Decision Report 202402498

  • Case ref:
    202402498
  • Date:
    September 2025
  • Body:
    Grampian NHS Board
  • Sector:
    Health
  • Outcome:
    Upheld, recommendations
  • Subject:
    Appointments / Admissions (delay / cancellation / waiting lists)

Summary

C complained that the board failed to carry out their sibling (A)'s hip replacement surgery within a reasonable time. C said that A had made no progress with their surgery since their pre-assessment appointment.

We took independent advice from a consultant orthopaedic surgeon (specialist in the treatment of diseases and injuries of the musculoskeletal system). We found that A's surgery was Category 2 (urgent) which meant it should have been carried out within 90 days. Given A's significant mobility issues and difficulties with day-to-day living, it was unreasonable to leave their case for more than 90 days. We were concerned that A waited 15 months for their surgery and that the surgery only took place after intervention from this office.

Although the board apologised for the delay in A's surgery, we found that the reasons given were unreasonable. The board had a contract with another health board to provide the type of surgery A required during the time period under consideration and as A met the criteria for acceptance, it was unreasonable that the board did not explore this avenue of care. We noted that the board could also have explored an out of area and exceptional referral for A to another health board and considered the use of non-NHS providers who specialised in filling gaps where there were staffing issues due to staff absences.

We upheld C's complaint.

Recommendations

What we asked the organisation to do in this case:

  • Apologise to A for the failings identified. The apology should meet the standards set out in the SPSO guidelines on apology available at www.spso.org.uk/meaningful-apologies.
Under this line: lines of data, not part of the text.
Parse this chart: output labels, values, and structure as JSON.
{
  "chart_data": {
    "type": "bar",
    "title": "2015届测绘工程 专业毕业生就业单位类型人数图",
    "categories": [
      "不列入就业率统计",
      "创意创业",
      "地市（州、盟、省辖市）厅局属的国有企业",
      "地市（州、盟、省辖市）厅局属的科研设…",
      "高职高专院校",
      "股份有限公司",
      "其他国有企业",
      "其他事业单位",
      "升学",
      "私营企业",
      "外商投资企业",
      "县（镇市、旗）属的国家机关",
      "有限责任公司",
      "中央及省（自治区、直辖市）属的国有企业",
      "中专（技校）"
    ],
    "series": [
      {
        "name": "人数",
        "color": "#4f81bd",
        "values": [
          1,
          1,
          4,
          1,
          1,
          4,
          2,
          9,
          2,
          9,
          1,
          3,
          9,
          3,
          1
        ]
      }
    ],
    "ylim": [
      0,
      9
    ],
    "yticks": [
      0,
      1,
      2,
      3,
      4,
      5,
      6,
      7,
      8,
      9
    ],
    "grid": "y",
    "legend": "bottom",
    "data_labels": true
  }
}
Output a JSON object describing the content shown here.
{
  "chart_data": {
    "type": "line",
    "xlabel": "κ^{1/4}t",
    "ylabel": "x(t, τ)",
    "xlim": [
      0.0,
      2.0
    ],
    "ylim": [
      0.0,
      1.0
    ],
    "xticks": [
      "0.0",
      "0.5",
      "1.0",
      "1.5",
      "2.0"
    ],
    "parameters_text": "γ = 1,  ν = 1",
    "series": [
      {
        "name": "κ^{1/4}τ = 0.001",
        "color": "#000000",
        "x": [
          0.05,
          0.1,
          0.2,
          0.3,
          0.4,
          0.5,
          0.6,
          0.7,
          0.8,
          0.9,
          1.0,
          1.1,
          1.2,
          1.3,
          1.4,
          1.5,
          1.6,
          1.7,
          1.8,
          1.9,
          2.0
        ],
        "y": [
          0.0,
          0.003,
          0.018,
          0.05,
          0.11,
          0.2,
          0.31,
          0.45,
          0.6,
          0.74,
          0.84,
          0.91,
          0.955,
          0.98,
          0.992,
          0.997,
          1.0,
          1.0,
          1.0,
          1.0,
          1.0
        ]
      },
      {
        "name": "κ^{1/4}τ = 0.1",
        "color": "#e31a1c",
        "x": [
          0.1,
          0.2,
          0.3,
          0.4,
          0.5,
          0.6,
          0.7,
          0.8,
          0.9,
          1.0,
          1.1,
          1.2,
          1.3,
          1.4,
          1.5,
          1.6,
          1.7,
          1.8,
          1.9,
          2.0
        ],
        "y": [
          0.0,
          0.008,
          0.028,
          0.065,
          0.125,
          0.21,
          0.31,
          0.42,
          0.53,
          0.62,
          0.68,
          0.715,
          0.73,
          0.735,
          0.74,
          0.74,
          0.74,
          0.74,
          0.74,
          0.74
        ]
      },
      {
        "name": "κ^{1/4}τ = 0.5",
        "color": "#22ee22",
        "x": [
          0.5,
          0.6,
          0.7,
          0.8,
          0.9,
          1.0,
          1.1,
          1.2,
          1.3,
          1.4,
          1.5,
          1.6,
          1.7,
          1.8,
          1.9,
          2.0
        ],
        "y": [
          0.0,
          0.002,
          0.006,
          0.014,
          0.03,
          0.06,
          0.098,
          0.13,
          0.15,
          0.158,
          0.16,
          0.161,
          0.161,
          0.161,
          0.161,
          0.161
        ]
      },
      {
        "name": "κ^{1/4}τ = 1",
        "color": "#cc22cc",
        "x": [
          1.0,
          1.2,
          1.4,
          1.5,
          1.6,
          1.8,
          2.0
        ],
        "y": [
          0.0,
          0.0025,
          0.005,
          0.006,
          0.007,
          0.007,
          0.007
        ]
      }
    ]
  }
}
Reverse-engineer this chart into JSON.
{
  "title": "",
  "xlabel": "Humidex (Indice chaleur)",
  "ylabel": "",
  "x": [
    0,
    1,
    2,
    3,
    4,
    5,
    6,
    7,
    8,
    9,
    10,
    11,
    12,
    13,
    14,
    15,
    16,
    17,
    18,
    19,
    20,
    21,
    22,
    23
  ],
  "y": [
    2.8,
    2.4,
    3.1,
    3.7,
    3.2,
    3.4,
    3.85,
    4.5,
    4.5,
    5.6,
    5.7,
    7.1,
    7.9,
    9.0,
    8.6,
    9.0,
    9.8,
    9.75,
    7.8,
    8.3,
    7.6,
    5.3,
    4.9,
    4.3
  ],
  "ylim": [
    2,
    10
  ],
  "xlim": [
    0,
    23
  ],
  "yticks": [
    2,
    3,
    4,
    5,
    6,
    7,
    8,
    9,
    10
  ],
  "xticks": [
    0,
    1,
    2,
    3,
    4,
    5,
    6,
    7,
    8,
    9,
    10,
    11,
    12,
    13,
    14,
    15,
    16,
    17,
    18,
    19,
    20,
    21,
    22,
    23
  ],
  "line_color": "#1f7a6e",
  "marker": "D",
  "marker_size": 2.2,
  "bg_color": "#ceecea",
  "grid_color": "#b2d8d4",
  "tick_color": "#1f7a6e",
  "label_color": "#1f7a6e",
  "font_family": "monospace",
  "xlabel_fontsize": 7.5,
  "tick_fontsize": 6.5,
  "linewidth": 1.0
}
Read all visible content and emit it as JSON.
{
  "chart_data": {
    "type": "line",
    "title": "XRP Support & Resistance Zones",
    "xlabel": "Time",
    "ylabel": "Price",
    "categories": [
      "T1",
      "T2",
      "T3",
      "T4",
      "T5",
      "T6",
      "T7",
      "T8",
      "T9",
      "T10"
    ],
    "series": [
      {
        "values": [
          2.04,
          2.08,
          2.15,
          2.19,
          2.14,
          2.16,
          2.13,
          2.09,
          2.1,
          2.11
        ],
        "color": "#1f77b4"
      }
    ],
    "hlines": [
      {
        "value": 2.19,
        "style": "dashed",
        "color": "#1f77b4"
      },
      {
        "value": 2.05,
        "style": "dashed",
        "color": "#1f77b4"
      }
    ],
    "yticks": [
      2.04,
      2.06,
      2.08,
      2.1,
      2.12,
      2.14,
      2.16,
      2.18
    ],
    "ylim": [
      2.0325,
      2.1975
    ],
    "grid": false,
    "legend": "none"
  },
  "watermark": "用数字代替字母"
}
What we said should change to put things right in future:

  • The board should put in place a short/medium term solution, in the form of a recovery plan, to prevent this failing from happening to other patients, whether that be three session day operating or six day a week operating, potentially supplemented by other providers if the staffing issues persisted. [In response to a draft copy of this decision notice that was issued to both parties, the board provided some evidence of action they have already taken in relation to this matter.]
  • In cases such as this, the board should explore alternative pathways to manage urgent cases in a timely manner.

We have asked the organisation to provide us with evidence that they have implemented the recommendations we have made on this case by the deadline we set.